Un nouvel été de villages copains du Monde, avec ses échanges entre enfants venant de milieux et de pays différents. Certains d’entre eux se déroulent à l’étranger, des petits français partent alors découvrir des pays et des nouveaux copains.

Des enfants du monde entier viennent aux villages copains du Monde. Réciproquement, des petits français sont invités à participer à des villages copain du Monde à l'étranger.
Lara Jacinta

Du 9 juillet au 31 août, des milliers d’enfants de France et du monde se retrouvent dans les villages copains du Monde. Si 21 se tiennent dans l’Hexagone, 13 autres ont lieu à l’étranger.

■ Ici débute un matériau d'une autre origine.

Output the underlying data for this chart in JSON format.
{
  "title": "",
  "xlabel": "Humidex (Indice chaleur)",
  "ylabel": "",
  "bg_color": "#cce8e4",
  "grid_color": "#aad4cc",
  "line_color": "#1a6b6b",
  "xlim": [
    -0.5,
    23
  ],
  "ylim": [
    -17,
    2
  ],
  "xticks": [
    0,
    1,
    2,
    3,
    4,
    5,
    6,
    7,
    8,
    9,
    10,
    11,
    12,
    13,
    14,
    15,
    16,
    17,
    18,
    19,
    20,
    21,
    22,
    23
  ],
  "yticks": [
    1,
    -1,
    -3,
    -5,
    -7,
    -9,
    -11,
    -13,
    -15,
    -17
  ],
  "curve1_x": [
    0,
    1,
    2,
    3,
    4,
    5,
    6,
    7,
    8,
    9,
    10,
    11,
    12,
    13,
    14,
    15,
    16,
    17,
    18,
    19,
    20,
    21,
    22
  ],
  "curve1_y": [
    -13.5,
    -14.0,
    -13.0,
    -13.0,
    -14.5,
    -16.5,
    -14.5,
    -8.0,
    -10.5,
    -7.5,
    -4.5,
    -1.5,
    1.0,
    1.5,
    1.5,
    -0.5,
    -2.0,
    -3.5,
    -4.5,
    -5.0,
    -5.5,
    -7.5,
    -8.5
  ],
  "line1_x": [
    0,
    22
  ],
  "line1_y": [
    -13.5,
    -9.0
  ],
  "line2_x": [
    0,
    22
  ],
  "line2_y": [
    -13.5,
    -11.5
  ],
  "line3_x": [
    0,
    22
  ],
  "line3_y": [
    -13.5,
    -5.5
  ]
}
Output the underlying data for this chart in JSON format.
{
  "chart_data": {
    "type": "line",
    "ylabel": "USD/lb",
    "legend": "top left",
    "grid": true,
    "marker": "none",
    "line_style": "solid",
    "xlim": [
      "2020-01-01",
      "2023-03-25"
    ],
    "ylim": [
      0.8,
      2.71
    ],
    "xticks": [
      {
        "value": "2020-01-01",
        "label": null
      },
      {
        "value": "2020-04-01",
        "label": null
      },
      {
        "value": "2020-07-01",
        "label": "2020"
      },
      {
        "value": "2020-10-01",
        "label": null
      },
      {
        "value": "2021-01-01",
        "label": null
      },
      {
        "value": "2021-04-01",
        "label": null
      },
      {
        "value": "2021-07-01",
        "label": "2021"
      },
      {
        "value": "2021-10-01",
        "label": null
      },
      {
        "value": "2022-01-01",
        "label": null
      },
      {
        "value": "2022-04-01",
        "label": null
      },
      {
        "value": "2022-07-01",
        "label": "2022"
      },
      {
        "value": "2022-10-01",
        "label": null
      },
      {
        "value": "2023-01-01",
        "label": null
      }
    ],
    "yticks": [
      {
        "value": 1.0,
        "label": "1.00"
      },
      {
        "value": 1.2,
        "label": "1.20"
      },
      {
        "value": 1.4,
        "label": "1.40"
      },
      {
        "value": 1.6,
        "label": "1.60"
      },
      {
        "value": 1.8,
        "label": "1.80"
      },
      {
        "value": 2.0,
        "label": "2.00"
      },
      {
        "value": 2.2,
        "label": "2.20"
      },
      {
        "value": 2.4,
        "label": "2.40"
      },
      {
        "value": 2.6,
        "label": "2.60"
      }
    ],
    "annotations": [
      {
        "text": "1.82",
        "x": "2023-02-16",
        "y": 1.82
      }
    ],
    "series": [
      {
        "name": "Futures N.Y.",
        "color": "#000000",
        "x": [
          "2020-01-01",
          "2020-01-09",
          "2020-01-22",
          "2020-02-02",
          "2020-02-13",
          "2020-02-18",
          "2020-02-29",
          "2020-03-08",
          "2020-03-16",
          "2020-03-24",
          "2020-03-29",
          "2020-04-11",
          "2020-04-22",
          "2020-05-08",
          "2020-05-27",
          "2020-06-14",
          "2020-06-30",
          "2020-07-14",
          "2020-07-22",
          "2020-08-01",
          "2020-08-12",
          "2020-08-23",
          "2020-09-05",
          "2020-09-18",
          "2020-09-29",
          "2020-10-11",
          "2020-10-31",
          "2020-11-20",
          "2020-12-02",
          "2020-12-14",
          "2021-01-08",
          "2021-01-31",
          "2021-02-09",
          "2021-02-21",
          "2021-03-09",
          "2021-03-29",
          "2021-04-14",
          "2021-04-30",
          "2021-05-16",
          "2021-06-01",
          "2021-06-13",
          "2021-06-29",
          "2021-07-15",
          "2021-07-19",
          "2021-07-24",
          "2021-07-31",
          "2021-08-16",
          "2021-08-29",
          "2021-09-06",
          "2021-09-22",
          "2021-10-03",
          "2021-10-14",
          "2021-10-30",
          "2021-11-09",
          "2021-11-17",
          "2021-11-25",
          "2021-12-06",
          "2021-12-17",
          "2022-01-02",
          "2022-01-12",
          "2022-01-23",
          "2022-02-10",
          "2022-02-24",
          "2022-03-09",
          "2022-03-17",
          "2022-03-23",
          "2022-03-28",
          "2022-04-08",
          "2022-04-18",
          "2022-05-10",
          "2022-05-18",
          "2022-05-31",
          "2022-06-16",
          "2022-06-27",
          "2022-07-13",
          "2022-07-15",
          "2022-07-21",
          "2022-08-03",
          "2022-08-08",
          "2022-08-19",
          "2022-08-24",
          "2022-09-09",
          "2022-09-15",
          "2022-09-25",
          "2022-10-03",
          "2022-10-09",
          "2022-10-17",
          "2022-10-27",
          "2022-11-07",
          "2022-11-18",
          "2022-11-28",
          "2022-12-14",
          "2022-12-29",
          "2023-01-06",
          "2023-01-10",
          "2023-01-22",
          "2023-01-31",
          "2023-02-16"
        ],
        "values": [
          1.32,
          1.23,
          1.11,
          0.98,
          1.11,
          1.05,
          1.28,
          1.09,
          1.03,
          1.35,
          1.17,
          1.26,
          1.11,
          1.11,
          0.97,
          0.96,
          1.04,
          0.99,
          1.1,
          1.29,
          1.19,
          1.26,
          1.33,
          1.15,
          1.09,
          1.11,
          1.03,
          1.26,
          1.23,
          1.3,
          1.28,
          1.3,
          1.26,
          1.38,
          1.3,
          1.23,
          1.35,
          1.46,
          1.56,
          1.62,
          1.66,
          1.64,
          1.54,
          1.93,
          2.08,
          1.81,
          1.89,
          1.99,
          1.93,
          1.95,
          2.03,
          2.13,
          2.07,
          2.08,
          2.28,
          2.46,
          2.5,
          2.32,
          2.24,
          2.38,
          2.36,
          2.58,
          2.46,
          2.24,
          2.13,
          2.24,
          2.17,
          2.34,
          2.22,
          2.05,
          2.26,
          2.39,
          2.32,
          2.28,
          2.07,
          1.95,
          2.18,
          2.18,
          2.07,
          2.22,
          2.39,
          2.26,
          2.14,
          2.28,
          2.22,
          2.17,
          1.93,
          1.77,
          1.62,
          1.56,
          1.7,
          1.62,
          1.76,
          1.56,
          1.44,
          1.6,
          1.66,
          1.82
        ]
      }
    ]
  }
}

En France, des enfants de dizaines de pays sont invités : Albanais, Burkinabés, Camerounais, Centrafricains, Comoriens, Congolais, Coréens du nord, Ethiopiens, Gambiens, Ghanéens, Guinéens, Ivoiriens, Kosovars, Libanais, Malgaches, Maliens, Mauritaniens, Népalais, Palestiniens, Philippins, Portugais, Sénégalais, Togolais et Ukrainiens.

S'enrichir tout en s'amusant

Le but ? Chacun s’enrichit des autres tout en s’amusant. Les copains du Monde visitent des lieux historiques, comme le château du Haut-Koenigsbourg (Alsace), découvrent des actions de protection de l’environnement, profite de moments de baignade et mènent des ateliers autour des droits de l’enfant.

« Les 75 enfants du village copain du Monde de Meyras ont visité la célèbre Grotte Chauvet et découvert un millier de peintures et de gravures rupestres », se réjouit Claude Esclaine, secrétaire générale de la fédération de l’Ardèche du Secours populaire.

Des « passeurs de solidarité »

Dans le même temps, le Secours populaire organise également des villages d’enfants « copain du Monde » à l’étranger, au cours des mois de juillet et d’août, en lien avec ses partenaires locaux. Au Liban, 400 enfants libanais pauvres partagent des heures heureuses avec des enfants palestiniens et syriens, tous réfugiés. À Gaza, près de 700 petits palestiniens mettent un peu de couleurs dans un quotidien très sombre marqué par un terrible blocus. En Haïti, 100 enfants se réunissent joyeusement.

Dans le même temps, des gamins français sont invités au Maroc, en Grèce et à Madagascar. Ils participent ainsi aux villages copain du Monde locaux. Émerveillement et dépaysement garantis ! De ces rencontres, de cet élargissement de leur horizon au contact de cultures si différentes et de contraintes si fortes liées à une très grande pauvreté, vont naitre une envie d’agir chez ces enfants. Les expériences des années passées permettent de l’anticiper. De retour chez eux, ils deviendront très probablement des « passeurs de solidarité ».

Ces villages « font pousser les graines de la fraternité dans plusieurs pays du monde », aimait à dire Julien Lauprêtre, le président du Secours populaire aujourd’hui disparu.